SciDB: Relational daddy answers Google, Hadoop, NoSQL
Stonebraker doesn't drop ACID
Battle of the rows
Stonebraker reckons the relational staples such as logging, locking, latching and buffer management that have helped pioneer and maintain a crucial feature of databases - data integrity according to the atomicity, consistency, isolation and durability (ACID) principles - have also become its biggest burden. Processing alone to make these features work soaks up 90 per cent of a transaction's time in terms of CPU cycles, slowing performance and wasting power.
The serial inventor's answer to this particular problem was initially VoltDB. His database speeds things up by moving data into memory and using distributed data partitioning with multi-core processors and server memory. ACID is retained because VoltDB uses single-threaded partitions that run autonomously while data is replicated in a cluster for high availability.
VoltDB claims to be 45 times faster than an Oracle relational database on a Dell PowerEdge R610 cluster based on Intel's Xeon 5550 with near-linear scaling on a 12-node cluster. VoltDB was the product of H-Store-project, a collaboration between Stonebraker's MIT home, Brown University, Yale University and Hewlett-Packard Labs.
Before VoltDB, there was Vertica. This used a column-oriented, shared-nothing architecture with a massively parallel processing (MPP) engine and data compression to reduce storage and speed queries. Vertica claims query results between 50 and 200 times faster than databases that store data in rows. Vertica started as the C-Store project also with Brown and MIT, plus Brandeis University and University of Massachusetts, Boston.
"Talk to the MapReduce guys and they are fanatical about 'not invented here'... MapReduce was written by people who don't understand databases at all."
Stonebraker reckons columnar-databases are quicker than relational databases because they know what they are looking for. They don't need to waste time sorting rows.
VoltDB, Versa, and - soon - SciDB take Stonebraker into a growing tussle against NoSQL over which architecture is "right" in a fight for mindshare and for customers. SciDB is listed as a NoSQL database, here.
Facing off against SciDB, Vertica and VoltDB in a range of scenarios are Hadoop, MapReduce, Cassandra, CouchDB, Amazon's SimpleDB and Memcached - the latter being the distributed memory caching companion to MySQL used for scale and speed. Helping push them are their creators such as Google and Amazon or startups like Cloudera, mega-scale customers such as Twitter and Facebook, and an army of evangelists convinced that NoSQL is the future.

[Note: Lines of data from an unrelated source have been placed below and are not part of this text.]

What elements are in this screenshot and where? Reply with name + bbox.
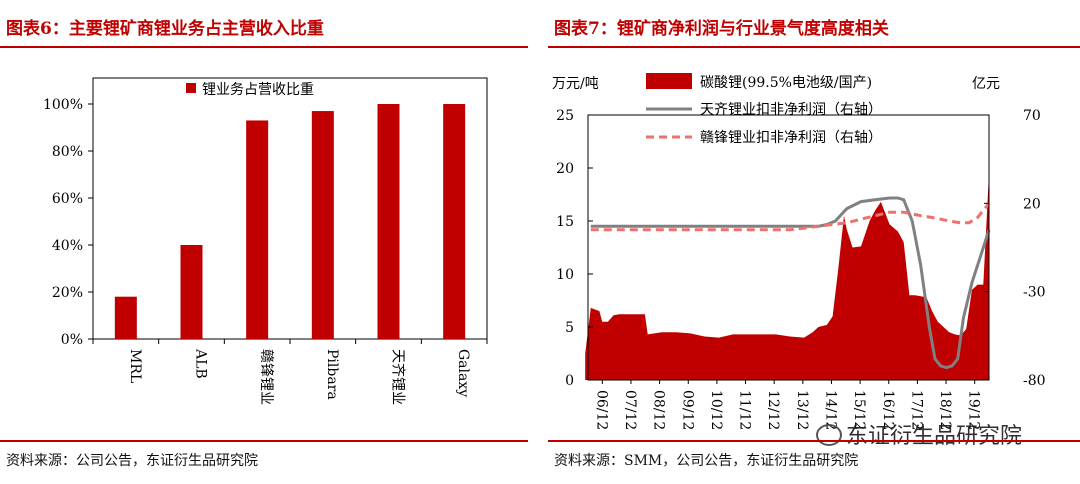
bar-赣锋锂业: [246, 120, 269, 339]
x-tick-label: 15/12: [851, 390, 867, 430]
right-chart-title: 图表7：锂矿商净利润与行业景气度高度相关: [554, 19, 889, 39]
left-axis-unit: 万元/吨: [552, 76, 599, 92]
x-tick-label: 14/12: [822, 390, 838, 430]
x-tick-label: 17/12: [908, 390, 924, 430]
x-tick-label: ALB: [193, 348, 209, 379]
bar-ALB: [180, 245, 203, 339]
legend-swatch: [186, 83, 196, 93]
y-left-tick-label: 5: [565, 320, 574, 336]
area-lithium-carbonate: [585, 173, 989, 380]
y-left-tick-label: 10: [556, 267, 574, 283]
y-left-tick-label: 20: [556, 161, 574, 177]
left-bar-chart: 0% 20% 40% 60% 80% 100% MRL ALB 赣锋锂业 Pilbara 天齐锂业 G…: [43, 77, 488, 405]
plot-frame: [92, 77, 488, 340]
x-tick-label: 12/12: [765, 390, 781, 430]
y-right-tick-label: 20: [1023, 196, 1041, 212]
right-area-line-chart: 万元/吨 亿元 0 5 10 15 20 25 -80 -30 20 70 06/12 07/12 08/1…: [552, 73, 1046, 430]
right-title-rule: [548, 46, 1080, 48]
wechat-icon: [816, 424, 842, 446]
y-right-tick-label: 70: [1023, 108, 1041, 124]
bar-MRL: [114, 296, 137, 339]
legend-label: 锂业务占营收比重: [202, 82, 314, 98]
line-tianqi: [590, 196, 991, 370]
x-tick-label: 13/12: [794, 390, 810, 430]
x-tick-label: 10/12: [708, 390, 724, 430]
left-title-rule: [0, 46, 528, 48]
bar-Galaxy: [443, 104, 466, 339]
bar-Pilbara: [311, 111, 334, 339]
x-tick-label: 16/12: [880, 390, 896, 430]
x-tick-label: 06/12: [593, 390, 609, 430]
x-tick-label: 19/12: [966, 390, 982, 430]
x-tick-label: 18/12: [937, 390, 953, 430]
x-tick-label: 07/12: [622, 390, 638, 430]
y-tick-label: 0%: [61, 332, 83, 348]
legend-label-area: 碳酸锂(99.5%电池级/国产): [700, 75, 872, 91]
y-right-tick-label: -30: [1023, 285, 1046, 301]
x-tick-label: 09/12: [679, 390, 695, 430]
y-left-tick-label: 15: [556, 214, 574, 230]
right-source-note: 资料来源：SMM，公司公告，东证衍生品研究院: [554, 453, 859, 469]
right-chart-panel: 图表7：锂矿商净利润与行业景气度高度相关 万元/吨 亿元 0 5 10 15 20 25 -80…: [548, 0, 1080, 484]
legend-label-tianqi: 天齐锂业扣非净利润（右轴）: [700, 102, 882, 118]
y-tick-label: 80%: [52, 144, 83, 160]
legend-label-ganfeng: 赣锋锂业扣非净利润（右轴）: [700, 130, 882, 146]
x-tick-label: 08/12: [651, 390, 667, 430]
x-tick-label: MRL: [127, 349, 143, 383]
left-source-rule: [0, 440, 528, 442]
watermark-text: 东证衍生品研究院: [846, 424, 1023, 449]
right-axis-unit: 亿元: [972, 76, 1000, 92]
y-left-tick-label: 25: [556, 108, 574, 124]
y-tick-label: 40%: [52, 238, 83, 254]
x-tick-label: 11/12: [737, 390, 753, 430]
x-tick-label: 赣锋锂业: [258, 349, 274, 405]
x-tick-label: Pilbara: [324, 349, 340, 400]
plot-frame: [587, 114, 990, 381]
left-chart-title: 图表6：主要锂矿商锂业务占主营收入比重: [6, 19, 324, 39]
x-tick-label: 天齐锂业: [390, 349, 406, 405]
left-chart-panel: 图表6：主要锂矿商锂业务占主营收入比重 0% 20% 40% 60% 80% 100% MR…: [0, 0, 528, 484]
bar-天齐锂业: [377, 104, 400, 339]
left-source-note: 资料来源：公司公告，东证衍生品研究院: [6, 453, 258, 469]
legend-swatch-area: [646, 73, 692, 89]
y-tick-label: 60%: [52, 191, 83, 207]
y-tick-label: 100%: [43, 97, 83, 113]
line-ganfeng: [590, 202, 991, 232]
right-source-rule: [548, 440, 1080, 442]
y-tick-label: 20%: [52, 285, 83, 301]
watermark: 东证衍生品研究院: [816, 418, 1022, 450]
y-left-tick-label: 0: [565, 373, 574, 389]
y-right-tick-label: -80: [1023, 373, 1046, 389]
x-tick-label: Galaxy: [455, 349, 471, 397]
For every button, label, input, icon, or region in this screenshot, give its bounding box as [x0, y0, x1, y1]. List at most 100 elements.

Sparks flew between Stonebraker and the NoSQL movement in 2008 when the relational expert incensed MapReduce fans in a joint blog with DeWitt for calling MapReduce a "giant step backward in the programming paradigm for large-scale data intensive applications".
Stonebraker and DeWitt professed amazement at the hype over how MapReduce represented a "paradigm shift in the development of scalable, data-intensive applications" and called MapReduce a good idea for writing "certain types" of general-purpose computations but lacking many tools and features commonly associated with DBMS that users have come to depend on.
Bloggers stormed back, damning these "so-called" database experts for "not getting" data in the cloud and - like jealous suitors jumping to their lover's defense - demanded a retraction of this "highly inaccurate article" as if it had slandered their beloved MapReduce.
Most missed the point: Stonebraker and DeWitt weren't calling MapReduce a bad database. They were picking up on the fact that MapReduce - like its open-source clone Hadoop - are being used as if they are databases, with more data being dumped in them by customers on a daily basis and with those customers then needing to transact and analyze that data. It's a problem that's been creeping into Memcached and NoSQL, with people now trying to make Memcached and NoSQL work with relational databases.
Was Stonebraker surprised by the flames?
"The NoSQL guys are people who know nothing about databases and their first reaction is to lash out, so I'm not surprised [by the reaction]," he said.
"Talk to the MapReduce guys and they are fanatical about 'not invented here'... MapReduce was written by people who don't understand databases at all," an unapologetic Stonebraker continued. "They produced a thing that worked for their crawling applications. MapReduce was written to support the processing pipeline behind Google."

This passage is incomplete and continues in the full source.